As I mentioned last week, I’m heading off to the Valdez Theatre Conference in Valdez, Alaska later this month. (In point of fact, I’m heading out later this week – the conference runs from June 11 thru 18, and I’m flying out on Friday). I’m primarily going as a playwright; I’m presenting my full-length An Arctic Confederate Christmas, as well as a very short one-act that I wrote for their after-hours Valdez Fringe festival. Nevertheless, since I’ll be there for the whole conference, I’ll be participating as an actor as well (gotta do something, since I’ve got long days to fill. Extra-long days, since it’s Alaska in June). I’m reading in one full-length piece; I’m also participating in the Conference’s Monologue Workshop. The Workshop is a week of working on one-minute monologues from the Conferences’ playwrights, culminating in a performance at the end of the week – the one performance, in a week of what are otherwise staged readings, which requires the actors to be off-book. I don’t know yet if anybody will be performing one of mine – I offered them two, which the acting pool has available and can choose if they wish – but I’m signed up to perform one. A nice, straightforward, one-minute monologue. Short, to the point. And the last bit of prep work I need to do before I head to Alaska is commit it to memory.
It’s taken me a week.
For a one-minute monolgue. Not one that’s particularly knotty, or reliant on unusual jargon, or otherwise difficult. The sort of thing I used to be able to commit to memory in an afternoon’s time. Instead, I’ve been running through the piece, doing all the usual tricks I use – looking at myself in the mirror as I talk to take note of what the facial muscles are doing, reading the piece in a variety of voices, all my tried and true strategies – only for it all to turn to mush the next day. Only now, after a week of working on this, am I finally sure that the words are securely in my head.
I’m more than a little worried about this.

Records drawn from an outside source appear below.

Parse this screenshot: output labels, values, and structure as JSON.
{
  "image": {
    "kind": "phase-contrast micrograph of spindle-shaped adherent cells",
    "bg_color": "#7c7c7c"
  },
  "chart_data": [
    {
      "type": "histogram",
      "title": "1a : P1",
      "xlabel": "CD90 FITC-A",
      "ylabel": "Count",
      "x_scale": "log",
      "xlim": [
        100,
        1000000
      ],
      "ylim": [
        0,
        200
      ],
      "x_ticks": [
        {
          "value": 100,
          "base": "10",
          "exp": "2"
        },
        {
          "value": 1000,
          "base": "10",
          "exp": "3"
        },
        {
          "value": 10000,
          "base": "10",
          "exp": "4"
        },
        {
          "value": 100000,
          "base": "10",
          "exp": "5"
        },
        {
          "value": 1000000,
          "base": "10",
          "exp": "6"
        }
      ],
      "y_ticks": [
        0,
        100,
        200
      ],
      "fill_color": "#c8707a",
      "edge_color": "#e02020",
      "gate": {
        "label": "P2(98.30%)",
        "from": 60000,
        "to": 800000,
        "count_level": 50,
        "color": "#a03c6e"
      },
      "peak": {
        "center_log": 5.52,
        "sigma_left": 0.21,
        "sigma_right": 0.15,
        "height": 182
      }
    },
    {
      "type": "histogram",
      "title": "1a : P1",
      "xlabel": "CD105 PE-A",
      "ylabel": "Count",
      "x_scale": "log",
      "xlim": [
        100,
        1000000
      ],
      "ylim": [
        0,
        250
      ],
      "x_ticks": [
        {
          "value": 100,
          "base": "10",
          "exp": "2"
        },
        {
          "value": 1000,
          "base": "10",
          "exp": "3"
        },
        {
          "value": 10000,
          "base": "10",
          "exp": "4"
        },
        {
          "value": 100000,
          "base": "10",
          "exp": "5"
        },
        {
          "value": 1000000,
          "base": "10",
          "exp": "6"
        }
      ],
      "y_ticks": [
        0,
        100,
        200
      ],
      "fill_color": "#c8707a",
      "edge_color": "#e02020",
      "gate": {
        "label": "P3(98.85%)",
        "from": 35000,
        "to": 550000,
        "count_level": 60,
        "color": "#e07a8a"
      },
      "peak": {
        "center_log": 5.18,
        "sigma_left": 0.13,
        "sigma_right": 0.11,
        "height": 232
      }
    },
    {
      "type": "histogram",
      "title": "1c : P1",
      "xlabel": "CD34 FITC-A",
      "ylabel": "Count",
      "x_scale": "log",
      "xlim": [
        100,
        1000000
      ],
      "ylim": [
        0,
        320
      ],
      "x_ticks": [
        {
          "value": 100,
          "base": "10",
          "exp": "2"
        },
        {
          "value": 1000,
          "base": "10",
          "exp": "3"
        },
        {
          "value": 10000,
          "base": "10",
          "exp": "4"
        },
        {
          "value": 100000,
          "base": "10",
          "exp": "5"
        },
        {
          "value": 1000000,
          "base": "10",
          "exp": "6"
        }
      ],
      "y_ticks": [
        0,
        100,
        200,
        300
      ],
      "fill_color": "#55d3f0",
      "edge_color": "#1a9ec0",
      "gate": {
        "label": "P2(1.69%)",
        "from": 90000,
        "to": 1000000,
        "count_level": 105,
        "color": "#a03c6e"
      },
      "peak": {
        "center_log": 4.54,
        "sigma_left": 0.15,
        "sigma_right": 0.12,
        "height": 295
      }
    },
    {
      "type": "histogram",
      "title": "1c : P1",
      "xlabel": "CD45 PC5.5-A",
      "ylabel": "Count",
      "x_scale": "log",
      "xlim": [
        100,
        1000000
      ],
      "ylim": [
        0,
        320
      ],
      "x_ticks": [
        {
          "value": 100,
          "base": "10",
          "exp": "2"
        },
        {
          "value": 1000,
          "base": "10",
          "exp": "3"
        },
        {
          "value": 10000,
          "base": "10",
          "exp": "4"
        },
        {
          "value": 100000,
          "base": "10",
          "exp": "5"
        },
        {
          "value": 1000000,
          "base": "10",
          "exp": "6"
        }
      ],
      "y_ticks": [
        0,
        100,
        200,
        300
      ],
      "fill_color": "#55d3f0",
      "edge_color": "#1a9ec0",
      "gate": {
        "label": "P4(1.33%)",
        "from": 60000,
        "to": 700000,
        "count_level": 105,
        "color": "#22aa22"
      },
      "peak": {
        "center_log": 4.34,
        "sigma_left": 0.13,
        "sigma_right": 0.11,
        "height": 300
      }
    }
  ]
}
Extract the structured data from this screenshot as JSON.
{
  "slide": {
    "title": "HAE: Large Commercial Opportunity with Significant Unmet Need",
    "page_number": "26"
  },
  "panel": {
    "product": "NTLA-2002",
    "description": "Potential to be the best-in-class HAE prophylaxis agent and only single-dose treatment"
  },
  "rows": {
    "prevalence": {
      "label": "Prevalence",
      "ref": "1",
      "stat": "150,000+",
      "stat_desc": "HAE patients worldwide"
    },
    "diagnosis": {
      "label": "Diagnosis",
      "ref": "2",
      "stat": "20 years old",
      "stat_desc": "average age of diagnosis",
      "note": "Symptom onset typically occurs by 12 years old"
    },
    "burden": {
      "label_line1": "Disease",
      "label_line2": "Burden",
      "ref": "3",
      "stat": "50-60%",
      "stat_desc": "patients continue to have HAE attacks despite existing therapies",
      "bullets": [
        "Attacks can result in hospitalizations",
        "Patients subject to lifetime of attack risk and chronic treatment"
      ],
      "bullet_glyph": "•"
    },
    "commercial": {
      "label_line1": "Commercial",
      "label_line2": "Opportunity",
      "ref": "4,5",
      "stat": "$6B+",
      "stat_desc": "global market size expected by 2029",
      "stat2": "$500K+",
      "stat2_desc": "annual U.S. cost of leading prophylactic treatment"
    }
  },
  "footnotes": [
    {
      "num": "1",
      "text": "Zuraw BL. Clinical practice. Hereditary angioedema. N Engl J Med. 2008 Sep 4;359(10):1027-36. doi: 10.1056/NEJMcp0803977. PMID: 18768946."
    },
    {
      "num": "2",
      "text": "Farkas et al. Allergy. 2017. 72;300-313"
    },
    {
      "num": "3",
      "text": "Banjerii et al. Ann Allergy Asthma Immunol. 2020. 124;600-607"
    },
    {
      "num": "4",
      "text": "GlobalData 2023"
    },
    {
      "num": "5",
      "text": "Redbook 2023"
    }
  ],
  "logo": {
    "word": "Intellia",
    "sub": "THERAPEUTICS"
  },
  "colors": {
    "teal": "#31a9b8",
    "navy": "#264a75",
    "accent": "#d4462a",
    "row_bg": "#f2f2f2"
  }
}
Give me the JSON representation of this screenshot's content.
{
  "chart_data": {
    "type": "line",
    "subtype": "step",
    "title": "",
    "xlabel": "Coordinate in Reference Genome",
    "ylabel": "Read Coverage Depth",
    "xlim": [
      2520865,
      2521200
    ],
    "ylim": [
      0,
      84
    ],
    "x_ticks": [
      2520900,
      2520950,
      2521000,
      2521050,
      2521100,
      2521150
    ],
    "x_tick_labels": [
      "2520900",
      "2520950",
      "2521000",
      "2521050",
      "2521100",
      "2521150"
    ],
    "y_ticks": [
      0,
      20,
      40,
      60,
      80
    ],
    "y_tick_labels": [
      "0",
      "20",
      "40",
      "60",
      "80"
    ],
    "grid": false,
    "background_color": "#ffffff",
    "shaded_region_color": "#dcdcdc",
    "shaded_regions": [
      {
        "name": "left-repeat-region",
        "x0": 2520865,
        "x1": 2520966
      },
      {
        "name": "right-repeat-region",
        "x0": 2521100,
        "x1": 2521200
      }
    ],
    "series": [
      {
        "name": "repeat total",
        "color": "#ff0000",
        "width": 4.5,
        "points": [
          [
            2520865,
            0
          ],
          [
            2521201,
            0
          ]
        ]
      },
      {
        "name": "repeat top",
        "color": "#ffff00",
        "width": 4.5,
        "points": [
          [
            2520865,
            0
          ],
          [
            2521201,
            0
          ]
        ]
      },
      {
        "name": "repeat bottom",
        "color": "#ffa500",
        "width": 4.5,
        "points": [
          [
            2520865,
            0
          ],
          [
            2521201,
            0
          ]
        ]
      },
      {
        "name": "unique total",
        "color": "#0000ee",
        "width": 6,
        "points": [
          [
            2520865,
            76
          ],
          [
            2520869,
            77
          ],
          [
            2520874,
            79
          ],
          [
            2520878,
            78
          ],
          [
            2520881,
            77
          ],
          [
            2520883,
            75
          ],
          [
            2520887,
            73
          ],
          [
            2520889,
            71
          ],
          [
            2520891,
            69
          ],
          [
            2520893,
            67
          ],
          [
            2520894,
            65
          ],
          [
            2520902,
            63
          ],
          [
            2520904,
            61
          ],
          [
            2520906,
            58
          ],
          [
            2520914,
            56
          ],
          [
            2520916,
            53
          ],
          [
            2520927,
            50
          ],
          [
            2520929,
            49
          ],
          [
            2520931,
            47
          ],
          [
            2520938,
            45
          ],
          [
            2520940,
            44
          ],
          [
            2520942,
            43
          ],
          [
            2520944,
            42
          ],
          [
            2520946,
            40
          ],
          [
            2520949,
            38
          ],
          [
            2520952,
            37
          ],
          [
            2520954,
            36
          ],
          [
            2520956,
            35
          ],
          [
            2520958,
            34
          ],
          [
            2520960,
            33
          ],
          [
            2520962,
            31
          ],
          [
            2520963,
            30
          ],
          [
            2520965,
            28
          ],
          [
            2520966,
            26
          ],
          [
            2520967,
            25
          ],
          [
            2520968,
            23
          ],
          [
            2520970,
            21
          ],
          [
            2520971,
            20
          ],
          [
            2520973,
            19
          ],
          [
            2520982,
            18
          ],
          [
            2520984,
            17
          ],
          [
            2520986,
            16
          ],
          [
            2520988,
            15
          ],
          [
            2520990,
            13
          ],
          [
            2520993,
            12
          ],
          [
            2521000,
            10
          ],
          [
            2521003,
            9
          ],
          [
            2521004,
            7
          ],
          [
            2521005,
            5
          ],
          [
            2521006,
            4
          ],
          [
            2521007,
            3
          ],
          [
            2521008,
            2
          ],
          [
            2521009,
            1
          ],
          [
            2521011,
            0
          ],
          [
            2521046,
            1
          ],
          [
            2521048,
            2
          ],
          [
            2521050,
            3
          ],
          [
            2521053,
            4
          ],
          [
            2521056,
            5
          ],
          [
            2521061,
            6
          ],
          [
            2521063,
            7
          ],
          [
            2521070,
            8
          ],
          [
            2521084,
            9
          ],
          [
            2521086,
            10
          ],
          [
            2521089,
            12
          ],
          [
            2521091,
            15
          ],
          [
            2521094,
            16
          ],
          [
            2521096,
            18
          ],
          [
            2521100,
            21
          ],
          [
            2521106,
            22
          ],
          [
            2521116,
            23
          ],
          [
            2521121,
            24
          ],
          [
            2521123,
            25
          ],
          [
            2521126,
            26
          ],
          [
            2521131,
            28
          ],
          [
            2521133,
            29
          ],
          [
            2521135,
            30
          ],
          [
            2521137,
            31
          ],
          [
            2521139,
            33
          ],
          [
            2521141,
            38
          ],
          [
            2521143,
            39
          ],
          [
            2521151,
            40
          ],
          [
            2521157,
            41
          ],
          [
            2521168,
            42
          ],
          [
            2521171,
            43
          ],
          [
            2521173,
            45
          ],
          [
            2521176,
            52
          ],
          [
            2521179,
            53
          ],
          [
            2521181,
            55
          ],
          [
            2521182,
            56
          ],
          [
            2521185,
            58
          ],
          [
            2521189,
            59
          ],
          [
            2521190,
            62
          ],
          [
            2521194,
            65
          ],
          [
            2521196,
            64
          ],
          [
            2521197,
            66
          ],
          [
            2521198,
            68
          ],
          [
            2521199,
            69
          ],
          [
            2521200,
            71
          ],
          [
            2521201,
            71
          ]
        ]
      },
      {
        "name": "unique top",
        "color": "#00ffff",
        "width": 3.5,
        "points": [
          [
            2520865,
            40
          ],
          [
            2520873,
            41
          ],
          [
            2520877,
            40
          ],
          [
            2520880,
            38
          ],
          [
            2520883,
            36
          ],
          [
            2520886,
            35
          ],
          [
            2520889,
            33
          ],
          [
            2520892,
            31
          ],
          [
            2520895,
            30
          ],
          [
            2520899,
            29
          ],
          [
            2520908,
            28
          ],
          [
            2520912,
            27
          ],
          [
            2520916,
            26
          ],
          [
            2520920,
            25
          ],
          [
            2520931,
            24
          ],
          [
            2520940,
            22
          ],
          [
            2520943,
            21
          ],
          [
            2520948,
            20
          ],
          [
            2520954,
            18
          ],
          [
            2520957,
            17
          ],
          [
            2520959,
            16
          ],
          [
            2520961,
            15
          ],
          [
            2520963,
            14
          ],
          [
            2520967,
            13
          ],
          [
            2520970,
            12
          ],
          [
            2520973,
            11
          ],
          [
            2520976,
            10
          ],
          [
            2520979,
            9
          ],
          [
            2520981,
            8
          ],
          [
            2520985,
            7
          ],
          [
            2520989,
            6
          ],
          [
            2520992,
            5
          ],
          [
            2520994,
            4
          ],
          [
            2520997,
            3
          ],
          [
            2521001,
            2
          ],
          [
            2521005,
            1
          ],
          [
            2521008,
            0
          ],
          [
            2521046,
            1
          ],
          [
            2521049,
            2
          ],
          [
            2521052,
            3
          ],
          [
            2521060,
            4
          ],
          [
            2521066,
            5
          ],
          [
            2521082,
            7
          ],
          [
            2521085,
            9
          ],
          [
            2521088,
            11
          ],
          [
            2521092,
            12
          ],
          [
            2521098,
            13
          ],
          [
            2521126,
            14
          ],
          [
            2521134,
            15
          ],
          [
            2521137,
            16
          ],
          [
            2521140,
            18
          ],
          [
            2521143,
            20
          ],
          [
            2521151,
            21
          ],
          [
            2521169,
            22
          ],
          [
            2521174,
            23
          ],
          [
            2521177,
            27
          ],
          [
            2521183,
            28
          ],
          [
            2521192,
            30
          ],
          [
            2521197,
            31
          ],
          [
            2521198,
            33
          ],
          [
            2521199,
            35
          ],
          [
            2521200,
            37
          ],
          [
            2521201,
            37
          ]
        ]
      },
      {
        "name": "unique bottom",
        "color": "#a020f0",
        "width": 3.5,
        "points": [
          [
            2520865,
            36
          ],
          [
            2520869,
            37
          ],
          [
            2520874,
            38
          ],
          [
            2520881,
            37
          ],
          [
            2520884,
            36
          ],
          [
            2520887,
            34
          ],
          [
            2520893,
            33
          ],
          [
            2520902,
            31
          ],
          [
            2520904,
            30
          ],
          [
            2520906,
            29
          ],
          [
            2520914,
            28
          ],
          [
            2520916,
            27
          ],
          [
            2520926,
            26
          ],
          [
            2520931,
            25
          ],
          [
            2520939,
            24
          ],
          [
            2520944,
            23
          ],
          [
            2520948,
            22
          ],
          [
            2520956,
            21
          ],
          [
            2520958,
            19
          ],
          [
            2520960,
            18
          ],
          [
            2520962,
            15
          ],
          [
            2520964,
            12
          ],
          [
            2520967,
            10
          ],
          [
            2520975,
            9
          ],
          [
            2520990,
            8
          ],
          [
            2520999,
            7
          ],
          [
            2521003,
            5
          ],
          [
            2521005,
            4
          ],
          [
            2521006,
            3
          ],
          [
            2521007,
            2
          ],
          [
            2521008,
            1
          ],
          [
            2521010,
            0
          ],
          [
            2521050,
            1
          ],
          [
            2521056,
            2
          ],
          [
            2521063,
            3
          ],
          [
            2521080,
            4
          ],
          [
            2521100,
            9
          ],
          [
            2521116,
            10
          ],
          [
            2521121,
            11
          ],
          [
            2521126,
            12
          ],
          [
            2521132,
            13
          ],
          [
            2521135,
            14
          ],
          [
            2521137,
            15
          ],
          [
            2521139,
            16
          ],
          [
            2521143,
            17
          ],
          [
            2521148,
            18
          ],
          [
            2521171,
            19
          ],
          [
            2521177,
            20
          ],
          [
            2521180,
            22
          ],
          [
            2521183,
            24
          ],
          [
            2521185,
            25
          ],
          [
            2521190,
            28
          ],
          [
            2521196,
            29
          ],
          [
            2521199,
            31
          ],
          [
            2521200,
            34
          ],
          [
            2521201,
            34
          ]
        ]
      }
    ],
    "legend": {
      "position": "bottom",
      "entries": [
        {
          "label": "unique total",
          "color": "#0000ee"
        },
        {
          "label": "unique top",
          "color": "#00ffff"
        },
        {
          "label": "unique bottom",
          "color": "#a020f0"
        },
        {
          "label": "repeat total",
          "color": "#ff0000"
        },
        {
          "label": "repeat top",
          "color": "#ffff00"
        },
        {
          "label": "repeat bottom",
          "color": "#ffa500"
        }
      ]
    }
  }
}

Now, it’s not like I’ve had nothing else to do this week. I’ve been doing all of my other preparatory errands, and scrambling to get everything squared away at my day job before this absence, and so much frantic activity isn’t exactly conducive to concentration. So it makes sense that it’s taken me this much longer to memorize something, right?
I hope so, anyway. Because there are other possible explanations.
After all, while I’ve performed over zoom as much as possible over these past two years and counting of the pandemic – which I remind you is still going on dear lord please be careful out there – I haven’t had to memorize anything in all that time. Zoom lets you have the script right in front of you, on the opposite side of your screen; my Tuesday night cold reading series, now that it’s back in person, is precisely that – a reading series. My script’s been in my hand for several years now, and it’s possible I’m just a little rusty.
That would be preferable, after all, to admitting that I’m getting older, and eventually my ability to memorize will deteriorate, and even now it takes longer than it used to for me to accomplish what was formerly a mundane task. If you can ever call anything involving the weird mysteries of performance “mundane.”
But the task is done, the words are committed to memory, I’m ready to work. Now all I have to do is get to a small town in Alaska in the middle of a pandemic. Piece of cake.